Hydroelectric Hearing Highlights Costs of Federal Permitting Delays


The House Energy and Commerce Committee’s subcommittee on energy held a hearing on June 7th on energy infrastructure licensing reform. Although Improving the Hydropower Licensing Process focused only on hydroelectric projects, the issues it highlighted are relevant to the challenges facing many kinds of infrastructure projects and lend support to efforts to streamline the federal approval process.

The five federal agency witnesses at the hearing—FERC, EPA, Army Corps of Engineers, NOAA, and Fish and Wildlife Service—all have a hand in hydroelectric approvals and are indicative of the complexities in the process. Hydro ought to be the low-hanging fruit for federal energy approvals—a cheap, clean, and abundant source of baseload power that does not need government subsidies to grow. Nonetheless, even the relicensing of existing hydroelectric dams or approvals to electrify non-hydroelectric dams can and sometimes do drag on for a decade or more. This has a chilling effect on investment in hydro projects relative to wind and solar, which benefit both from less red tape and heavy subsidies.

The Trump administration’s Executive Order 13807 should, if properly implemented, go a long way towards addressing these concerns. It requires One Federal Decision (OFD) for major infrastructure projects, designates a lead agency (which for hydro would be FERC), and puts all participating agencies on a strict timetable to perform their statutory duties.This would limit the ability of a single agency to hold a project hostage, for example EPA under the 404(c) permit requirement for discharge of dredge or fill material.  
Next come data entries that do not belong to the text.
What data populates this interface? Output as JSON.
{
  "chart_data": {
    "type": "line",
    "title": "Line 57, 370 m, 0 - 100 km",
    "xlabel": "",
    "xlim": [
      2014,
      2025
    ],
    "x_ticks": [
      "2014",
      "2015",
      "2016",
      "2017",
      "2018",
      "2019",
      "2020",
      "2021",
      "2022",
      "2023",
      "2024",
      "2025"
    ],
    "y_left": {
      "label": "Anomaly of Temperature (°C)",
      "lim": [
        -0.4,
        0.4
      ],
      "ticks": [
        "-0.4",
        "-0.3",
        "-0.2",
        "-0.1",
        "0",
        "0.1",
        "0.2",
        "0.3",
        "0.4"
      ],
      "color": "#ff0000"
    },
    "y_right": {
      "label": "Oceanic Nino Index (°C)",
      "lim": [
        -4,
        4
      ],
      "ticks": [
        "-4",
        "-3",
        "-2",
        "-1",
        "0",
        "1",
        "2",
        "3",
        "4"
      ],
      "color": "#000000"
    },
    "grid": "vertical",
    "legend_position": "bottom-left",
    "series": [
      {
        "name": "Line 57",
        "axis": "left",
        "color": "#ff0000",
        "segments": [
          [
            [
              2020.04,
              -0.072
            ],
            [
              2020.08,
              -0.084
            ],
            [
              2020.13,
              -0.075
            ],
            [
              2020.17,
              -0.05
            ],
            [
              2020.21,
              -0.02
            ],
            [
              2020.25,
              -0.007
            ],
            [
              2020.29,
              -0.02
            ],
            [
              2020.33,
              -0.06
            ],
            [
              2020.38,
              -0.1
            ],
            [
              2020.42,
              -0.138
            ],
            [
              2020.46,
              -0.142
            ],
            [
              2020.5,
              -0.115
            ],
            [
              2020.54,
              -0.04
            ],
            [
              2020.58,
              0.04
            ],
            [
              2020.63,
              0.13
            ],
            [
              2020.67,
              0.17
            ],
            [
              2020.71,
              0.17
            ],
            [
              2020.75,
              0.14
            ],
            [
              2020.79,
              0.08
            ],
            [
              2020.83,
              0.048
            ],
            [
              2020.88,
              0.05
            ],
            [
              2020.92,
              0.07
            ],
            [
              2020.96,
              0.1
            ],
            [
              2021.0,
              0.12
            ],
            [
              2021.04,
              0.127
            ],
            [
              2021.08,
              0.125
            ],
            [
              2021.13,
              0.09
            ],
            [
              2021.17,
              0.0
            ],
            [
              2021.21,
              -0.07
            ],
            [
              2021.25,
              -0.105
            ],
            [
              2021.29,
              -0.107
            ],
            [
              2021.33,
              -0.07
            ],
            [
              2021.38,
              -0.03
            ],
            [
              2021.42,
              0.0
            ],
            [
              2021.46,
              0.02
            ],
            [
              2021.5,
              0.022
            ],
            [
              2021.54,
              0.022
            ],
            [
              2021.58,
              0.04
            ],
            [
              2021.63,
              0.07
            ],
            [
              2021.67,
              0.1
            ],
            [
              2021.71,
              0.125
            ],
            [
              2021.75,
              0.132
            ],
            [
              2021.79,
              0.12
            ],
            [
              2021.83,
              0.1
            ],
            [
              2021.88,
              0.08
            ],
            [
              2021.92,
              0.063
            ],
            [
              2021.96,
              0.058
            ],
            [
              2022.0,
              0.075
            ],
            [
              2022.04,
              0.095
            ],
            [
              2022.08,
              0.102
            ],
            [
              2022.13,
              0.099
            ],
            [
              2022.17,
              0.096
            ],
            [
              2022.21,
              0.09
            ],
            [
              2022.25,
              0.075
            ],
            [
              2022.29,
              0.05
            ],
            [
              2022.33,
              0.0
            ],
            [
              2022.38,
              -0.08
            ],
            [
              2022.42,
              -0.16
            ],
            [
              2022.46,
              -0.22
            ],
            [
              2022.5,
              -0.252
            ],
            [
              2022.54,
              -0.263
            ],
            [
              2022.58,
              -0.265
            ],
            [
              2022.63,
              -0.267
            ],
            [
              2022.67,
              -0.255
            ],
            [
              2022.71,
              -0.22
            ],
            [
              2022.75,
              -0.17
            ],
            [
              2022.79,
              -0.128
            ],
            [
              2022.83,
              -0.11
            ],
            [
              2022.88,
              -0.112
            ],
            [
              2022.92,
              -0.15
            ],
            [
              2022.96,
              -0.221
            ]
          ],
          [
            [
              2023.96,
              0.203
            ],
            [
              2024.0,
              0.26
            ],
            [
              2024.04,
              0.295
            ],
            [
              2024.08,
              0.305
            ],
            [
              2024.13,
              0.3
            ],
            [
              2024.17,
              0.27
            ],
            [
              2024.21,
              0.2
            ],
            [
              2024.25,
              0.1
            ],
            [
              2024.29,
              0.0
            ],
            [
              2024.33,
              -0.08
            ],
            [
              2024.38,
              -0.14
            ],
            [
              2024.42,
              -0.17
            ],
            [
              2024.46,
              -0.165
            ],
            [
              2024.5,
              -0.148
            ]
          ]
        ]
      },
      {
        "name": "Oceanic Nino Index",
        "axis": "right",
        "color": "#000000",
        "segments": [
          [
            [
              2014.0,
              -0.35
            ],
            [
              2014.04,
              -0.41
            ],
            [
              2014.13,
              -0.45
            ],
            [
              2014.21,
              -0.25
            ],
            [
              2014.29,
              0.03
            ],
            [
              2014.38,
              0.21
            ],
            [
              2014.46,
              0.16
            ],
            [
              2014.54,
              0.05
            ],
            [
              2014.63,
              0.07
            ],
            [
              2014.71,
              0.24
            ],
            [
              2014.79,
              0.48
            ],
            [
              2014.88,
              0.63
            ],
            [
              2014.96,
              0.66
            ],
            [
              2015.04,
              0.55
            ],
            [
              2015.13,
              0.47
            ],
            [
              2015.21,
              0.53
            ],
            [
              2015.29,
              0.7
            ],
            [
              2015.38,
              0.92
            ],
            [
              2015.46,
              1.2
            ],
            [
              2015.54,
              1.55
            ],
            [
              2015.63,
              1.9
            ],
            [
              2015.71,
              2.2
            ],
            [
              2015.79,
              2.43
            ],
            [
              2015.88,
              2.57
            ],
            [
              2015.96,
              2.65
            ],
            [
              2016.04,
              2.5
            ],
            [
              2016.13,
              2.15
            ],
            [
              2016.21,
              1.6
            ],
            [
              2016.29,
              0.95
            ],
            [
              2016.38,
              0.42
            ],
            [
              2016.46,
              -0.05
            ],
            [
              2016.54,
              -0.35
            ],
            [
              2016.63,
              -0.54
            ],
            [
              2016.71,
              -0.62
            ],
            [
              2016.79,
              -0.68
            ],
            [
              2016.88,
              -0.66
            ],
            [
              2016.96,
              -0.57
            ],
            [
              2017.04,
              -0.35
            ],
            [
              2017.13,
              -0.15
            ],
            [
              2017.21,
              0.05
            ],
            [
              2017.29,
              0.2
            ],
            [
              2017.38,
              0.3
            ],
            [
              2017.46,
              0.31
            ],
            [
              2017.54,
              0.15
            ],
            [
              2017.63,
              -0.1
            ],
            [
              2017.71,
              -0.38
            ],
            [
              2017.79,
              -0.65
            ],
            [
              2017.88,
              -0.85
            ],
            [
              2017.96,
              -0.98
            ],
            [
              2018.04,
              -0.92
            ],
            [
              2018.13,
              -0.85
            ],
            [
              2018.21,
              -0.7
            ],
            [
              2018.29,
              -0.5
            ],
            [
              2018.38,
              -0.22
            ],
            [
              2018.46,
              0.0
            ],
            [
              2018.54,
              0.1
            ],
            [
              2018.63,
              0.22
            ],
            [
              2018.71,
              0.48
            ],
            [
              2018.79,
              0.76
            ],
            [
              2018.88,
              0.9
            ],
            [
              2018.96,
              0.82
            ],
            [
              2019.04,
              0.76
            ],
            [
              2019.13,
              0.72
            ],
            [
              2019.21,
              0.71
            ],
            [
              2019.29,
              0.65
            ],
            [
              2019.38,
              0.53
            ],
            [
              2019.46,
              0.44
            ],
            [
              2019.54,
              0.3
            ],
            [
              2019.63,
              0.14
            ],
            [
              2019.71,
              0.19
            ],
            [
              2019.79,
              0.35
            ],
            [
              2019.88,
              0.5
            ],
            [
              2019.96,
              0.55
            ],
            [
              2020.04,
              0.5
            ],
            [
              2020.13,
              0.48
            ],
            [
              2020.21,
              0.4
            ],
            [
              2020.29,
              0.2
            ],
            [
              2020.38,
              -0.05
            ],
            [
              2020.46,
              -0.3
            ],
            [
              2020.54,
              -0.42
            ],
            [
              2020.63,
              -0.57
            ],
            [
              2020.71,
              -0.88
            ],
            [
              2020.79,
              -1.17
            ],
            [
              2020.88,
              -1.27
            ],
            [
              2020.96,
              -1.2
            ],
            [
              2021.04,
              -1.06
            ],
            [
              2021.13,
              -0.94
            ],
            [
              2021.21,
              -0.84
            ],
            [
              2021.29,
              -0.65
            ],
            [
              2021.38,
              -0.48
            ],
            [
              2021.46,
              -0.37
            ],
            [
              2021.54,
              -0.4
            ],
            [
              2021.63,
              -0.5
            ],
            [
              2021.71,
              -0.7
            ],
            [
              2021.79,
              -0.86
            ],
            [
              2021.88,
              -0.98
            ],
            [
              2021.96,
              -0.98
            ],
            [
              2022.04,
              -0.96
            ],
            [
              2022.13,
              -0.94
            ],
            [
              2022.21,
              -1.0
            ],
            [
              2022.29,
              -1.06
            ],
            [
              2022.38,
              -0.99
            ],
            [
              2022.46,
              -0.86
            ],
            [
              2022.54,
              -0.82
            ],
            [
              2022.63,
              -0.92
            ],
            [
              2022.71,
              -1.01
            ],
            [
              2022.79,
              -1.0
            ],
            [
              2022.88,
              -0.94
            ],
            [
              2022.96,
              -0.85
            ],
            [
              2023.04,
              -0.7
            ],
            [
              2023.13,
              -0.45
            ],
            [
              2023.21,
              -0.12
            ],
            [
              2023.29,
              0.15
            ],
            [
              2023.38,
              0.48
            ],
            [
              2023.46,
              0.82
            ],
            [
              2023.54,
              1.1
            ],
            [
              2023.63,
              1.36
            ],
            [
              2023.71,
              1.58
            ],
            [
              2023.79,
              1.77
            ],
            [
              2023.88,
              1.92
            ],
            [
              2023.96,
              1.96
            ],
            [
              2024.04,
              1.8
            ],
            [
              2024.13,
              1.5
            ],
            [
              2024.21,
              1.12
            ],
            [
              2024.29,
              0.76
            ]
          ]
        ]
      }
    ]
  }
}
In addition to administrative remedies, the House has passed legislative reformsapplicable to the approval process for hydroelectric projects. Both administrative and legislative changes will be needed.

A streamlined and reasonable federal approval process applicable to private sector projects of all types could serve as President Trump’s stimulus package. And unlike the Obama stimulus package, it won’t cost taxpayers a dime and might actually work.